Anvil of The Sun (c) 2012
Words, Music, Guitar, Vocals by Lance Frank
A tribute to the film "Lawrence of Arabia" inspired as much by one famously hot summer day in Indio California. Coincidentally, Indio is infused with a good deal of Arab culture owing perhaps to the origins of the local date industry. Every year scenes from the Arabian Nights are played out here during the Riverside County Fair and Date Festival. The local High School sports team is The Rajas and many of the streets have Arabic names. Just South of here is the city of Mecca.
I remember fooling around with the basic chord progression when I was still living in an apartment off El Paseo in Palm Desert. I originally imagined the tune as a melancholy ode to the empty streets of El Paseo during the off season when the tourist have gone, but could not come up with any suitable lyrics. This must have been before 1997 because soon after that I bought my first house in Bermuda Dunes Country Club where I made some progress in my playing but did very little composing.

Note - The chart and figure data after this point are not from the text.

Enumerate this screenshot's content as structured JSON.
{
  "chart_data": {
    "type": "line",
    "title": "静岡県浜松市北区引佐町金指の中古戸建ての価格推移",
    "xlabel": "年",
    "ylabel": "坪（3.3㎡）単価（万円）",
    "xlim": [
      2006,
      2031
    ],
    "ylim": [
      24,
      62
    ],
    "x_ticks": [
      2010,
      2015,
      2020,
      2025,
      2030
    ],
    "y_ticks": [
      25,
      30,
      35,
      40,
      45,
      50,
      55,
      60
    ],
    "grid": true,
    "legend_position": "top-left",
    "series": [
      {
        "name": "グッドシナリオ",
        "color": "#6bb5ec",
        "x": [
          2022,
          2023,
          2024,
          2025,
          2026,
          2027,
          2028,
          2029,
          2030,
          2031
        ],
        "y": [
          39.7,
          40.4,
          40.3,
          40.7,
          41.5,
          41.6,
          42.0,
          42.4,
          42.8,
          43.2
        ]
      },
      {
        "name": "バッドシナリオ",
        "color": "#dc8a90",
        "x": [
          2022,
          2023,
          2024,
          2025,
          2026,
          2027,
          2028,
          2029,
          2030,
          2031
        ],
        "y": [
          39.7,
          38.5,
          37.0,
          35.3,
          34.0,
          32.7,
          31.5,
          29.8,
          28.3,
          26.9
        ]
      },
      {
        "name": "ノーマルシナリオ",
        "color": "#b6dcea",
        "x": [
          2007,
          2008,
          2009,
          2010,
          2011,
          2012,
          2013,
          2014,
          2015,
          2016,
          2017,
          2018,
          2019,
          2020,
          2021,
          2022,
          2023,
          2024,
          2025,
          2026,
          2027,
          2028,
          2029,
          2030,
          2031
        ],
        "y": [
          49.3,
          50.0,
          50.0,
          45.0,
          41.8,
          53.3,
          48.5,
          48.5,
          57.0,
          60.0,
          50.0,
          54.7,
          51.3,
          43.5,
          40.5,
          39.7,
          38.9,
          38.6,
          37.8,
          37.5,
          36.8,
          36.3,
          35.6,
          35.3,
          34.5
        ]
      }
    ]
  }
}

When I sold the house in 2007 and moved to Indio, I continued my habit of walking to the market to buy groceries no matter how hot it was. In 2012 during one such walk when temperatures hit the high teens I was thinking about some of the lines from Lawrence of Arabia, particularly, “This is The Nefud, The Sun’s Anvil.” After that, the lyrics to Anvil of The Sun based mostly on the dialogue and story line of the film flowed quite easily. I later learned that 2012 just happened to be the 50th Anniversary of the film’s release.

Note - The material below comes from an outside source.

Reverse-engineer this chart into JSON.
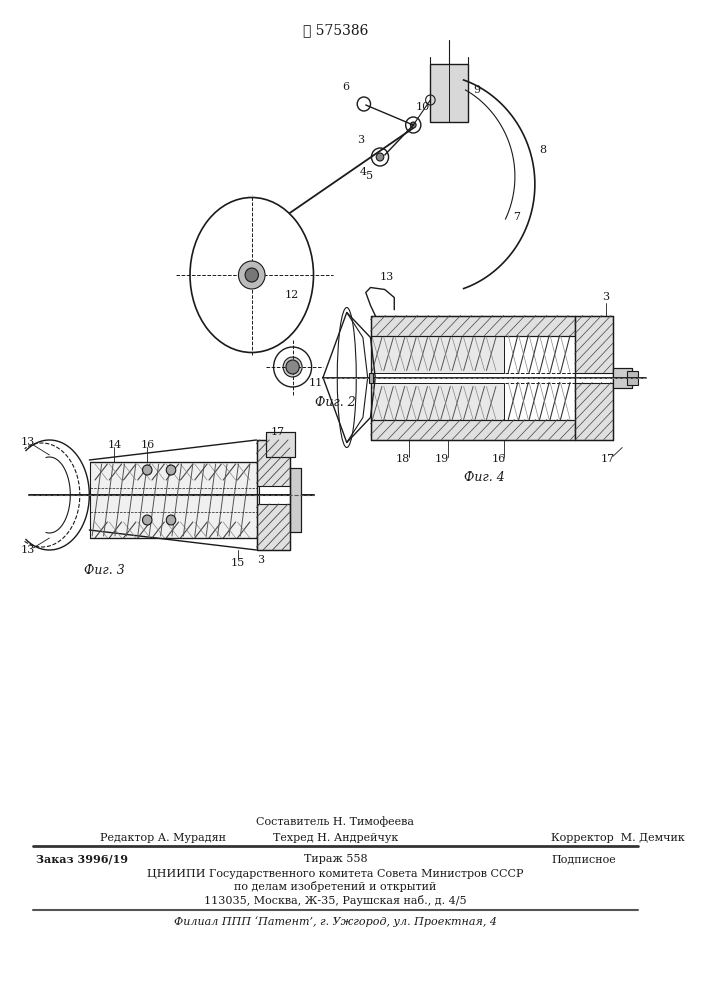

The lyrics are a first person narrative from Lawrence's point of view. Each chorus follows his character arc through the film. When he is first given the assignment to find Prince Faisal in the desert he remarks "It's going to be fun" and the first chorus ends "For me it will be fun." As the story unfolds his romantic illusions of war begin to wane and the 2nd chorus ends "I thought it would be fun." Finally, the third chorus ends "It was anything but fun" reflecting his disillusionment.
I was getting bored with rhyming one verse after another and so decided to shake things up a bit by running the last two stanzas of the last verse into one. I hope this does not offend any purest sensibilities. Tough luck if it does.
Aside from the acapella "The Man Who Broke The Bank At Monte Carlo" at the end, there are no direct musical references in this version to the Maurice Jarre score. However, if I ever perform the tune live it will begin with a screaming overdrive rendition of the main theme remeniscent of Jimi Hendrix's Woodstock interpretation of the "Star Spangled Banner." There will also be an extended drum solo in the middle which will begin with, then expand upon the tribal drums of the Lawrence of Arabia score.